Strong's no-nonsense approach may rub some people the wrong way. But many players have praised their coach for following through on what he has said and have no issues with the way he divvies out discipline.
"It's stuff that you need in football, so I'm guessing everybody would want that," senior cornerback Quandre Diggs said. "It's not even just with football; it is with things in life that you are going to have to deal with. All of those things go hand in hand in life to make you a better person. That's Coach Strong's job, to make us better men each and every day. All of those things go hand in hand, and we are just going to continue to grind and continue to grow."
A New Chapter Begins Saturday
After a whirlwind offseason, the time has finally come for Strong to put the first-year hurdles behind him, and do what he was brought to Austin to do: Put Texas football back on the national stage.

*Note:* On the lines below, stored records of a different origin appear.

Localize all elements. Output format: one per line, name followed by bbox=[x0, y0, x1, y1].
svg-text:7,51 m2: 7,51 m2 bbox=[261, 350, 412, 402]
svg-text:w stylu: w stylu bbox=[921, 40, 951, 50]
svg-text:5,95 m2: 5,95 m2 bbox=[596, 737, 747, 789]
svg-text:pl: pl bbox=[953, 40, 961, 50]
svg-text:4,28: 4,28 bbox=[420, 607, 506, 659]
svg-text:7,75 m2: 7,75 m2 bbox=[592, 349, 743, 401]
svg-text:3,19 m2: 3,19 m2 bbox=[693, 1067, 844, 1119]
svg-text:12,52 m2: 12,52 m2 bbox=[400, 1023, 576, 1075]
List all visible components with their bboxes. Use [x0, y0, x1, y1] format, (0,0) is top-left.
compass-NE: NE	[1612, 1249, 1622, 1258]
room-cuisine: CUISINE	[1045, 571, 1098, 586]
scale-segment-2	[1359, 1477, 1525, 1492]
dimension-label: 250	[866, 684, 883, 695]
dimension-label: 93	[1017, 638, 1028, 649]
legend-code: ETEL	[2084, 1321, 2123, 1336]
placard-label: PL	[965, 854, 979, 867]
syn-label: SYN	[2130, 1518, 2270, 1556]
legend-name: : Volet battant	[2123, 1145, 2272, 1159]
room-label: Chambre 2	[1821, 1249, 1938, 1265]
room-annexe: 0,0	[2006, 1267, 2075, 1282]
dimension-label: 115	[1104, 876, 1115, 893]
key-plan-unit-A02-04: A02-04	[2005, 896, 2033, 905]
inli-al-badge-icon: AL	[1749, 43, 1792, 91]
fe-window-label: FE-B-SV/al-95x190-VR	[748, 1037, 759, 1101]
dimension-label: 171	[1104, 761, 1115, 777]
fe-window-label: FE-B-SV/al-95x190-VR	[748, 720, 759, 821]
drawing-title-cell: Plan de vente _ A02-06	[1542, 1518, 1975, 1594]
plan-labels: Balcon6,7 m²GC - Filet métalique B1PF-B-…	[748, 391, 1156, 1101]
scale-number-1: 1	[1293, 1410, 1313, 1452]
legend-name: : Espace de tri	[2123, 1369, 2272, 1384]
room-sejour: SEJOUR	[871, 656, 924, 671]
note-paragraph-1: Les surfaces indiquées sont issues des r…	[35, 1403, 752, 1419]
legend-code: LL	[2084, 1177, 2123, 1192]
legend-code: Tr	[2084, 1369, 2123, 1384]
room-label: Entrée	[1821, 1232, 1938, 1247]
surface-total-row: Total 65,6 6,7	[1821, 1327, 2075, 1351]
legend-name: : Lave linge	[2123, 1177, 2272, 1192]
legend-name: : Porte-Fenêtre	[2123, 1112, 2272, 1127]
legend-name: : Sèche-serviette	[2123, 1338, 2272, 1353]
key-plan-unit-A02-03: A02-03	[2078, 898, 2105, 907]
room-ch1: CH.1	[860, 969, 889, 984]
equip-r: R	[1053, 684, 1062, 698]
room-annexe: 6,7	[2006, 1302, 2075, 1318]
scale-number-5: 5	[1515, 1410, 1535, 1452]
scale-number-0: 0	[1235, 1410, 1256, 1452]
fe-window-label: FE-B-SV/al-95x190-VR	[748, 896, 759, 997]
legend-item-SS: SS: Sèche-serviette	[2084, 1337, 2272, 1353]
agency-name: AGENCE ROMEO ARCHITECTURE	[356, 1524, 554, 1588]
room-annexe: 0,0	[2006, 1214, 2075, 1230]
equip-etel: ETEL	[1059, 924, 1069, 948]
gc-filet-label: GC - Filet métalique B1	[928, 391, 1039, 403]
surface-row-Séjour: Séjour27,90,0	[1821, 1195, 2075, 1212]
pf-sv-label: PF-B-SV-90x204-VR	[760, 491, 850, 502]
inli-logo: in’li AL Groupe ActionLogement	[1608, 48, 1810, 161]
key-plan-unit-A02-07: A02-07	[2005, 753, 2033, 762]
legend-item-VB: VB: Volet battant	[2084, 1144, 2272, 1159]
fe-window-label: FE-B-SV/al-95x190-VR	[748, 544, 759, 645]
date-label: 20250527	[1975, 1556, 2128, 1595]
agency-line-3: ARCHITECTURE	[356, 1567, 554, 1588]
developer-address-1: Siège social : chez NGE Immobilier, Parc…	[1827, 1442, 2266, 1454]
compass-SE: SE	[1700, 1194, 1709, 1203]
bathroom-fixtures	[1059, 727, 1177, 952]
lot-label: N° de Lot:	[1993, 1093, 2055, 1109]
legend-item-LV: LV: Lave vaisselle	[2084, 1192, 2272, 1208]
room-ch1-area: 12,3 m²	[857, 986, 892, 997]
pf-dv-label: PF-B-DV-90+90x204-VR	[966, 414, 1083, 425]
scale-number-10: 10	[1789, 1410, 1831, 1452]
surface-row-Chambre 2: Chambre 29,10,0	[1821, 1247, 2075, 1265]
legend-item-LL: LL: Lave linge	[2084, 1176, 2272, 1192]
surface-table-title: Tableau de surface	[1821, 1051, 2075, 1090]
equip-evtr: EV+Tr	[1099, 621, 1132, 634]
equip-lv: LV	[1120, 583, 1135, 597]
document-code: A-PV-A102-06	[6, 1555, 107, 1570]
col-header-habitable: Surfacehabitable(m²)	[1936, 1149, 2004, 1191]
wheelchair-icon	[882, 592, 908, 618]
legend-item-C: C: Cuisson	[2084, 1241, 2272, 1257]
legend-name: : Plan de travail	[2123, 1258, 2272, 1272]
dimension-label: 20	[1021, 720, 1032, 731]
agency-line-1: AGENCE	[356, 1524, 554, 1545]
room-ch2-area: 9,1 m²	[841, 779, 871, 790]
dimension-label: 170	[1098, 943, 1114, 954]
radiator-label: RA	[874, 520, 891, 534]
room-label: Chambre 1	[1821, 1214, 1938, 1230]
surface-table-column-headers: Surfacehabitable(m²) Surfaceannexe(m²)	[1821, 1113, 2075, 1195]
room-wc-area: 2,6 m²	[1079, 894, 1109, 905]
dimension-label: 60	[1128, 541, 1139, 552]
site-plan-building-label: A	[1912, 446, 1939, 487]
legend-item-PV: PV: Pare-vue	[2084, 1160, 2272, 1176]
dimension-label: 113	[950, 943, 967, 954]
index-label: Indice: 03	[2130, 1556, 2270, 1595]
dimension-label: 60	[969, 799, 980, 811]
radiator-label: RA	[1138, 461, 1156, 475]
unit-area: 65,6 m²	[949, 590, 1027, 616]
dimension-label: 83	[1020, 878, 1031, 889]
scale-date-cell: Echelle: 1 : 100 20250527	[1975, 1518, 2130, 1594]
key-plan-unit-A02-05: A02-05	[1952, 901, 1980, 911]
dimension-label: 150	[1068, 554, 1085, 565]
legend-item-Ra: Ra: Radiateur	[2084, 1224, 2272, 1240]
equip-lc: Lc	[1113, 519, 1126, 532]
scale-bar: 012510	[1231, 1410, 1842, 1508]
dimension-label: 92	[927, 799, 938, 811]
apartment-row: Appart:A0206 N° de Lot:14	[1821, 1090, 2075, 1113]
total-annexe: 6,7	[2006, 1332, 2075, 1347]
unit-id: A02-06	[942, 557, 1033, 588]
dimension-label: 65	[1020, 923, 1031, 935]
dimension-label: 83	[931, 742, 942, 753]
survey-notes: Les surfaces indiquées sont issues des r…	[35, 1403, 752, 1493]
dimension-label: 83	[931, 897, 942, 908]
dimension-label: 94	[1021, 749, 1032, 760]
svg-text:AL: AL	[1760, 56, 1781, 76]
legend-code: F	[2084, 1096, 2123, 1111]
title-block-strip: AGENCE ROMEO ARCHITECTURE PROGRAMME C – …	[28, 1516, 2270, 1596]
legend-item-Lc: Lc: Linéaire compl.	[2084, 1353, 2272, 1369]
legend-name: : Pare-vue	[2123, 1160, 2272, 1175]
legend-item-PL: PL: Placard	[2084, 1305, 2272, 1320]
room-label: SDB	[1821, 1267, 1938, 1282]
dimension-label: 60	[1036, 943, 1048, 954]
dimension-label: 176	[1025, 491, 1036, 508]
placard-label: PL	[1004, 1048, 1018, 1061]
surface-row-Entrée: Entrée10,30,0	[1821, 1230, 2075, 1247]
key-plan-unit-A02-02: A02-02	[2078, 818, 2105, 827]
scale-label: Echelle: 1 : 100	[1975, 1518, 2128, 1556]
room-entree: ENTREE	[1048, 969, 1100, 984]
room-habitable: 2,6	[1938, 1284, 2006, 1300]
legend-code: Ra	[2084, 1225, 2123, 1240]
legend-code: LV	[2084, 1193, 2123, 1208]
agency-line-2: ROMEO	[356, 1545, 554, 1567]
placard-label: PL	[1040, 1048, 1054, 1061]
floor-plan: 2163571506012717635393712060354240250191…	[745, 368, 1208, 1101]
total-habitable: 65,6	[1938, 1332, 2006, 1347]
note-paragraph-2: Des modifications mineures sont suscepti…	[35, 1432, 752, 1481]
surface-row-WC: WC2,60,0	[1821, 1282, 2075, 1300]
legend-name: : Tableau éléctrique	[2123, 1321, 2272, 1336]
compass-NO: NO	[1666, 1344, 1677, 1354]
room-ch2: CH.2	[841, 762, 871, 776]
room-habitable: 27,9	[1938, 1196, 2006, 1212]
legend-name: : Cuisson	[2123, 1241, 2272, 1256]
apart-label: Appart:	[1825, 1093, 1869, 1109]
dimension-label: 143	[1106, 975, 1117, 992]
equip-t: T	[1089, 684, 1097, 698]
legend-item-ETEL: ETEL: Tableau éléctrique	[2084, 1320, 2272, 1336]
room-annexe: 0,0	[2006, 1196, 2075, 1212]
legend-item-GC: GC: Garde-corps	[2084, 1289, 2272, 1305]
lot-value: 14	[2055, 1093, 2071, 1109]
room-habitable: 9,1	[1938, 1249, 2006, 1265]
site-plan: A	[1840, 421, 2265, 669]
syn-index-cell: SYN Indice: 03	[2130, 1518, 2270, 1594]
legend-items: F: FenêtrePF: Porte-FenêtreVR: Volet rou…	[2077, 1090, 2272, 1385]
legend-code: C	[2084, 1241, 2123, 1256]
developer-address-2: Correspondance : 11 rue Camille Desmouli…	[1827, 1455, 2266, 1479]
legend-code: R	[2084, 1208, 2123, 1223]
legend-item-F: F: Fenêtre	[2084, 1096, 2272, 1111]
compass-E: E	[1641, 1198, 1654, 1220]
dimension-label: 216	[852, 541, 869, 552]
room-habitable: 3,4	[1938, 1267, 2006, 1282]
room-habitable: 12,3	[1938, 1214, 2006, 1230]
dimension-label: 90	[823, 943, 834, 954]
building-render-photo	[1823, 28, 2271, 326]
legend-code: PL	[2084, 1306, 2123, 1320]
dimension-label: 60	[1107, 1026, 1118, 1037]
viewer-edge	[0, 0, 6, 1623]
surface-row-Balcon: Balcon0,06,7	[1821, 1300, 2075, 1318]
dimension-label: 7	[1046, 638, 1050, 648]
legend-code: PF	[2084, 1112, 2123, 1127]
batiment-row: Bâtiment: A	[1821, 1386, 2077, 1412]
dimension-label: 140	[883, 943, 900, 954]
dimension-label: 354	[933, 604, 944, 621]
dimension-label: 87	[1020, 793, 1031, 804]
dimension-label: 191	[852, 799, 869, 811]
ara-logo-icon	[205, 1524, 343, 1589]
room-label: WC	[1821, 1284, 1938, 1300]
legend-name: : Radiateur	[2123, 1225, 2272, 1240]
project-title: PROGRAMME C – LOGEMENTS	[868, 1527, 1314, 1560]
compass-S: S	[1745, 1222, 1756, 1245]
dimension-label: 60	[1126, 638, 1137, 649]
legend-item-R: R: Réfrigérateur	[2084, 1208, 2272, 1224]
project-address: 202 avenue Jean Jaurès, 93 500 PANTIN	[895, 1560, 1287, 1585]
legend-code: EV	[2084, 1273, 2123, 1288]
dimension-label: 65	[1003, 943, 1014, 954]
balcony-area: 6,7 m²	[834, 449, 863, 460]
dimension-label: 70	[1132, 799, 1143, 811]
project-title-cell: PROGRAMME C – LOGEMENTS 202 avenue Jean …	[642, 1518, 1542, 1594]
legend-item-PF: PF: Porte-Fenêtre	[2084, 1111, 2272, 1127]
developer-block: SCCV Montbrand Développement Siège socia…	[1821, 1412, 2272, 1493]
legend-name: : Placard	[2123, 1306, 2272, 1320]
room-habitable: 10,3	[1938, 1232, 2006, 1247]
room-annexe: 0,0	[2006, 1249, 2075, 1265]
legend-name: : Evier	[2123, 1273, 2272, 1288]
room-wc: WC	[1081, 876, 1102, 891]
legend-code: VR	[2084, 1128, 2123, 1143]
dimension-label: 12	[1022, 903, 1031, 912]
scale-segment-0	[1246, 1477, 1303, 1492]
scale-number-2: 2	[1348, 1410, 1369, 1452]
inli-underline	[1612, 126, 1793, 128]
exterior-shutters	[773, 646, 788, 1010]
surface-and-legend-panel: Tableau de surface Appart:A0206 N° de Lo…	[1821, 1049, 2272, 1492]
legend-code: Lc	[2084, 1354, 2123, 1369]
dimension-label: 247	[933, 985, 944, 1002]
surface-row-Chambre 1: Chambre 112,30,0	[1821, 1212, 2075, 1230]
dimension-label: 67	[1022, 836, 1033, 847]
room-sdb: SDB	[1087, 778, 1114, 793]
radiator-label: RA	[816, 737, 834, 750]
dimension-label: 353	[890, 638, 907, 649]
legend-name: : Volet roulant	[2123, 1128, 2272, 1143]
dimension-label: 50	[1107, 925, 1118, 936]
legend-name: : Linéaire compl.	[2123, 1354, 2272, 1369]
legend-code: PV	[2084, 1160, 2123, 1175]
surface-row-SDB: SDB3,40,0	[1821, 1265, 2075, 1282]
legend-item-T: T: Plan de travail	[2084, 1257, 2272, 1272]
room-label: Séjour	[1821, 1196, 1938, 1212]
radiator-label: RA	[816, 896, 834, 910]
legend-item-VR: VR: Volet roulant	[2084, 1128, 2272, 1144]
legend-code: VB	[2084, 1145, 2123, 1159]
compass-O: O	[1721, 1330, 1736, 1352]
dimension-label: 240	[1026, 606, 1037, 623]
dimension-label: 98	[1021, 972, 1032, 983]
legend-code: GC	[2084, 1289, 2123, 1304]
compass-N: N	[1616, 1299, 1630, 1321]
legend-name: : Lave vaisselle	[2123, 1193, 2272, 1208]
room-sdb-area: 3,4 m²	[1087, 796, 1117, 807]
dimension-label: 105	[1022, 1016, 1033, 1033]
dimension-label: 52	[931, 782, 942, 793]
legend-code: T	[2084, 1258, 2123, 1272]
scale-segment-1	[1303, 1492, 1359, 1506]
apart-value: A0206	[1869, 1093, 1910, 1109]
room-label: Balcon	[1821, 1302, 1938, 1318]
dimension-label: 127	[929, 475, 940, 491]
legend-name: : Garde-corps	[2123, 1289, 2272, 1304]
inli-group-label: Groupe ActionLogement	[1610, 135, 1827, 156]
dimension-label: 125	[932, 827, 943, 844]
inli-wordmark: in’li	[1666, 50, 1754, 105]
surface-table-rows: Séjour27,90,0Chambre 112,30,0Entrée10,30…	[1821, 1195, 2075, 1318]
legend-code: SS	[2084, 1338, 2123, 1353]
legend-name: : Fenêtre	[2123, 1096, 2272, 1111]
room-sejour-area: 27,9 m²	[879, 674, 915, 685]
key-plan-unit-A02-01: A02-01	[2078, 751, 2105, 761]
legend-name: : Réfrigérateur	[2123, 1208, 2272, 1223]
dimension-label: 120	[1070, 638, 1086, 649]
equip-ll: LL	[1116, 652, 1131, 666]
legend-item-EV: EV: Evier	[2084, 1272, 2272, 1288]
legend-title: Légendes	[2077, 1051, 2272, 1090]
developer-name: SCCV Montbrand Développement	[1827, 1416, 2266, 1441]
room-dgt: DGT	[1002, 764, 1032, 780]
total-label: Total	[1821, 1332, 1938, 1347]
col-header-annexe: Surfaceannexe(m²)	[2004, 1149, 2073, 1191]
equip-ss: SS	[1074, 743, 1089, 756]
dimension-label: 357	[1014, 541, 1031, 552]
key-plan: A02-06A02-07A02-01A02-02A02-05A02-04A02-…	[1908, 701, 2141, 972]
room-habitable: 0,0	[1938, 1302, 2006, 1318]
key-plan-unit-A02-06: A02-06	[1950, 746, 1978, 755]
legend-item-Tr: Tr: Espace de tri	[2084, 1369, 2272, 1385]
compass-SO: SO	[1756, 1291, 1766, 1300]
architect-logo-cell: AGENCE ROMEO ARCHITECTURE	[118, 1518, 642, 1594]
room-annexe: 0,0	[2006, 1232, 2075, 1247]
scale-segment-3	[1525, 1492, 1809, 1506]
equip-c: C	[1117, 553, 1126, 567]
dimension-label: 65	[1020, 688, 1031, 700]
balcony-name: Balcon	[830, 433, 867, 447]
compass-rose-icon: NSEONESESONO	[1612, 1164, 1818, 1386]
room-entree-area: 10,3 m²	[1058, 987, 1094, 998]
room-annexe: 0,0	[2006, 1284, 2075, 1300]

It will not be an easy task to achieve in his first season, and he knows that. Strong has said he does not expect Texas to compete for a national title this year.
But what he does expect to see is continued progress from his Longhorns, and for his seniors to finish things out the right way.
"We know we're nowhere near where we should be. We had a lot of work in three weeks, and we want to get better each and every day," Strong said. "When I look at this team and you just think about leadership, and that's what it's all about with this group of seniors. ... I told them, 'I know when you guys signed on it was all about re-establishing a foundation in this program. Now you have a chance to get that done your senior year.'"
The Strong era officially begins Saturday at 8 p.m. ET.
Unless otherwise noted, all quotes were obtained firsthand.